Formada em educação e em nutrição, Taise Spolti é ex-fisiculturista e participou do programa Masterchef, da Band. Em sua coluna, traz receitas que aliam ingredientes saudáveis à gastronomia, além de mostrar como a alimentação equilibrada, a prática de exercícios e outros bons hábitos são essenciais para trilhar o caminho da saúde e do bem-estar físico e mental.

Colunista do UOL

05/06/2022 04h00

Se tem um assunto que sempre está no "top list" da nutrição, dos profissionais da saúde e da população no geral, que busca por saúde e qualidade de vida, é a microbiota intestinal.

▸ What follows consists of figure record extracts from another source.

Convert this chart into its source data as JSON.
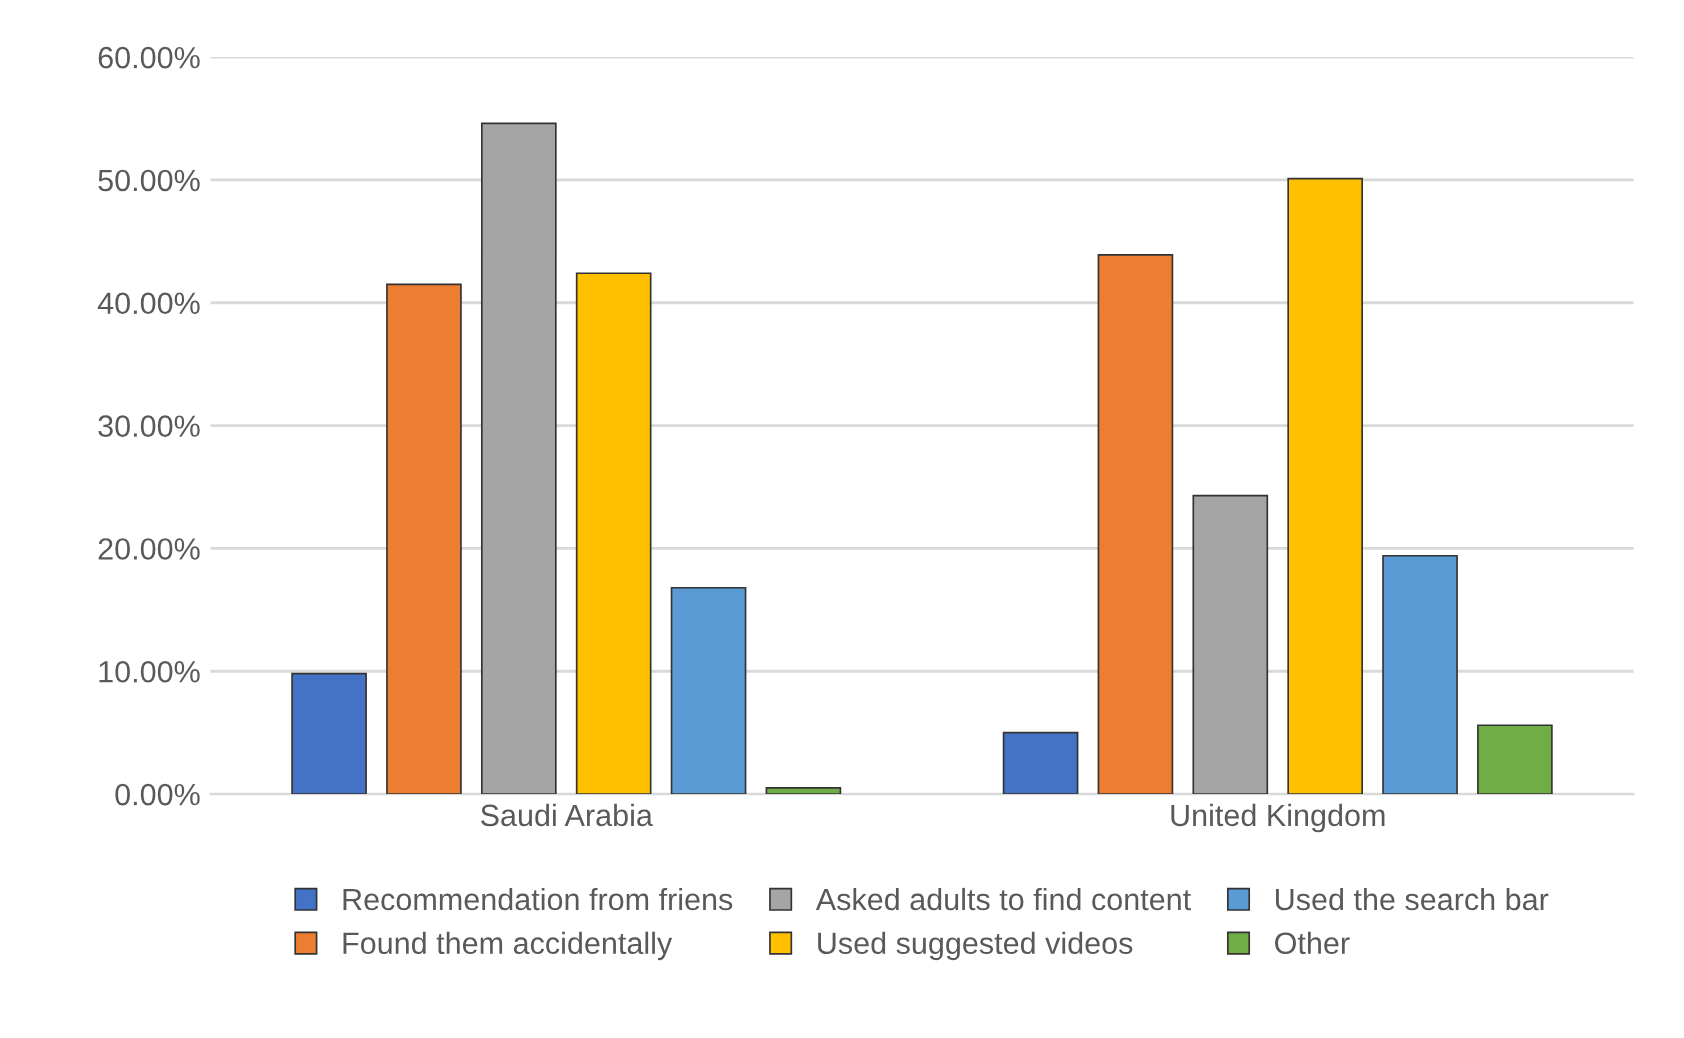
{
  "chart_data": {
    "type": "bar",
    "categories": [
      "Saudi Arabia",
      "United Kingdom"
    ],
    "series": [
      {
        "name": "Recommendation from friens",
        "color": "#4472c4",
        "values": [
          9.8,
          5.0
        ]
      },
      {
        "name": "Found them accidentally",
        "color": "#ed7d31",
        "values": [
          41.5,
          43.9
        ]
      },
      {
        "name": "Asked adults to find content",
        "color": "#a5a5a5",
        "values": [
          54.6,
          24.3
        ]
      },
      {
        "name": "Used suggested videos",
        "color": "#ffc000",
        "values": [
          42.4,
          50.1
        ]
      },
      {
        "name": "Used the search bar",
        "color": "#5b9bd5",
        "values": [
          16.8,
          19.4
        ]
      },
      {
        "name": "Other",
        "color": "#70ad47",
        "values": [
          0.5,
          5.6
        ]
      }
    ],
    "ylim": [
      0,
      60
    ],
    "yticks": [
      {
        "value": 0,
        "label": "0.00%"
      },
      {
        "value": 10,
        "label": "10.00%"
      },
      {
        "value": 20,
        "label": "20.00%"
      },
      {
        "value": 30,
        "label": "30.00%"
      },
      {
        "value": 40,
        "label": "40.00%"
      },
      {
        "value": 50,
        "label": "50.00%"
      },
      {
        "value": 60,
        "label": "60.00%"
      }
    ],
    "grid": "y",
    "legend": "bottom"
  }
}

Como em outras matérias que escrevi aqui na minha coluna do VivaBem, eu gosto de lembrar que microbiota não existe apenas no intestino, mas também na pele, na língua e em outras áreas do nosso corpo. Microbiota é o termo usado para denominar uma determinada colonização de microrganismos que convivem naquela área e que desempenham papeis fundamentais.

No caso da microbiota intestinal, já sabemos que sua manutenção e equilíbrio afeta toda a nossa saúde, seja na resposta alérgica e imunológica, seja no humor, na absorção de nutrientes, nas defesas do nosso corpo, na metabolização dos nutrientes essenciais ao nosso organismo, e também no peso (ganho, perda e reganho do peso perdido em pacientes com obesidade ou sobrepeso). A relação entre microbiota intestinal e todo o restante do nosso organismo já é um fato confirmado pela classe científica, e diariamente temos novas descobertas.

No mês de maio aconteceu um grande evento que uniu pesquisadores, professores, profissionais da saúde, envolvendo o assunto da minha abordagem de hoje, o eixo intestino-cérebro: o Gutbrain, congresso internacional especializado na relação cérebro e intestino, no Centro de Exposições Frei Caneca, em um evento hibrido.

Alguns assuntos extremamente importantes fizeram parte do evento, como as questões comportamentais da nossa sociedade, que enfrenta uma busca pelo controle da obesidade, ao passo que enfrenta as dificuldades no sucesso da perda de peso, visto que algumas práticas —nada saudáveis— fazem parte da rotina de quem está nessa jornada: uso de medicamentos anorexígenos sem prescrição ou de forma descontrolada, alimentação desequilibrada, restrições excessivas, dietas realizadas sem acompanhamento, e outras condições que afetam mais ainda o estado clinico do paciente, ao invés de ajudar na perda de peso, especificamente.

Conversei então com uma das organizadoras do evento, a Lais Murta, nutricionista, e com Daniela Seixas, também nutricionista, que abordou a crononutrição e prescrição magistral na prática clinica.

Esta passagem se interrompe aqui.